Graph analytics has become a popular method for understanding the relationships between data collected from various sources, such as social media, sensor feeds, and scientific data. This allows analysts to identify patterns in the data and answer difficult questions that were previously unanswerable. A more complete picture of the problem can be understood by understanding the complex relationships between different data feeds. However, due to the sparse nature of real-world graphs, these applications tend to show random memory access patterns and low locality. Current computing and memory systems are optimized for applications that exhibit high locality by utilizing deep cache hierarchy and large memory access support. Throughout this work, we show the limitations of running graph workloads on general-purpose systems in terms of both performance and scalability. This work presents scalable solutions for processing graph applications. This dissertation presents the following case studies:
First, designing a graph processing system that can scale to graph sizes that are orders of magnitude larger than what is possible on a single accelerator requires a careful codesign of accelerator memory bandwidth and capacity, the interconnect bandwidth between accelerators, and the overall system architecture. We present a high-level bottleneck-analysis model for the design and evaluation of scalable and balanced accelerators for graph processing. We further studied the scalability limitations of previous graph accelerators and designed an accelerator that overcame those limitations. We used the analytical model to capture the system-level requirements, such as the memory systems.

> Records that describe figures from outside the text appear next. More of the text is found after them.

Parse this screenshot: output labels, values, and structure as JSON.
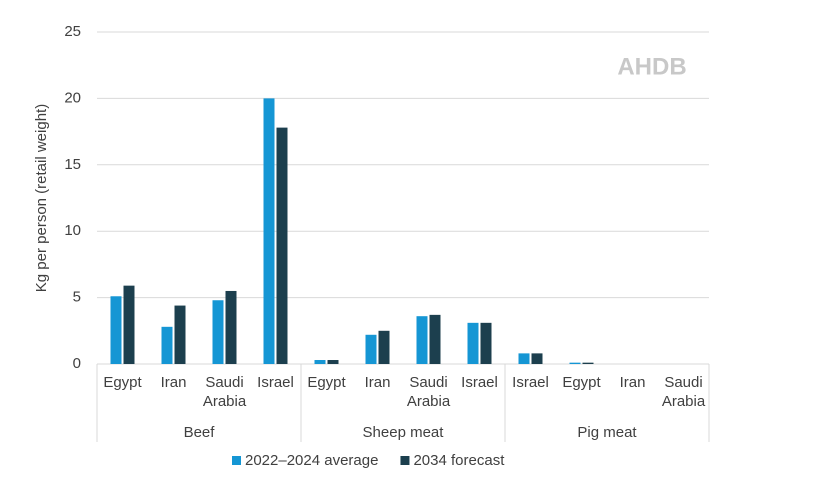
{
  "chart_data": {
    "type": "bar",
    "y_label": "Kg per person (retail weight)",
    "watermark": "AHDB",
    "groups": [
      {
        "name": "Beef",
        "categories": [
          "Egypt",
          "Iran",
          "Saudi Arabia",
          "Israel"
        ]
      },
      {
        "name": "Sheep meat",
        "categories": [
          "Egypt",
          "Iran",
          "Saudi Arabia",
          "Israel"
        ]
      },
      {
        "name": "Pig meat",
        "categories": [
          "Israel",
          "Egypt",
          "Iran",
          "Saudi Arabia"
        ]
      }
    ],
    "series": [
      {
        "name": "2022–2024 average",
        "color": "#1596d4",
        "values": [
          5.1,
          2.8,
          4.8,
          20.0,
          0.3,
          2.2,
          3.6,
          3.1,
          0.8,
          0.1,
          0,
          0
        ]
      },
      {
        "name": "2034 forecast",
        "color": "#1c3f4e",
        "values": [
          5.9,
          4.4,
          5.5,
          17.8,
          0.3,
          2.5,
          3.7,
          3.1,
          0.8,
          0.1,
          0,
          0
        ]
      }
    ],
    "ylim": [
      0,
      25
    ],
    "yticks": [
      0,
      5,
      10,
      15,
      20,
      25
    ],
    "grid": true
  }
}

Second, we analyzed the network requirements of graphs as we scaled up the system to larger nodes and more memory.We demonstrate that the traffic pattern between graph processing nodes has a uniform random distribution, and while the bandwidth requirements are not significant, having a low-diameter interconnect can improve the performance.
The third part of this work proposes a new memory system that is optimized for applications with random memory patterns. Our goal was to create a new memory that reduces the amount of contention on the data path since contention on the shared resources was the main source of performance bottleneck. By utilizing 2.5D/3D integration and multi-wavelength (WDM) silicon photonic (SiPh) technologies, we create a new memory system with low memory access latency and latency variation in addition to 4$\times$ higher bandwidth compared to high bandwidth memories such as HBM2 given the same amount of capacity.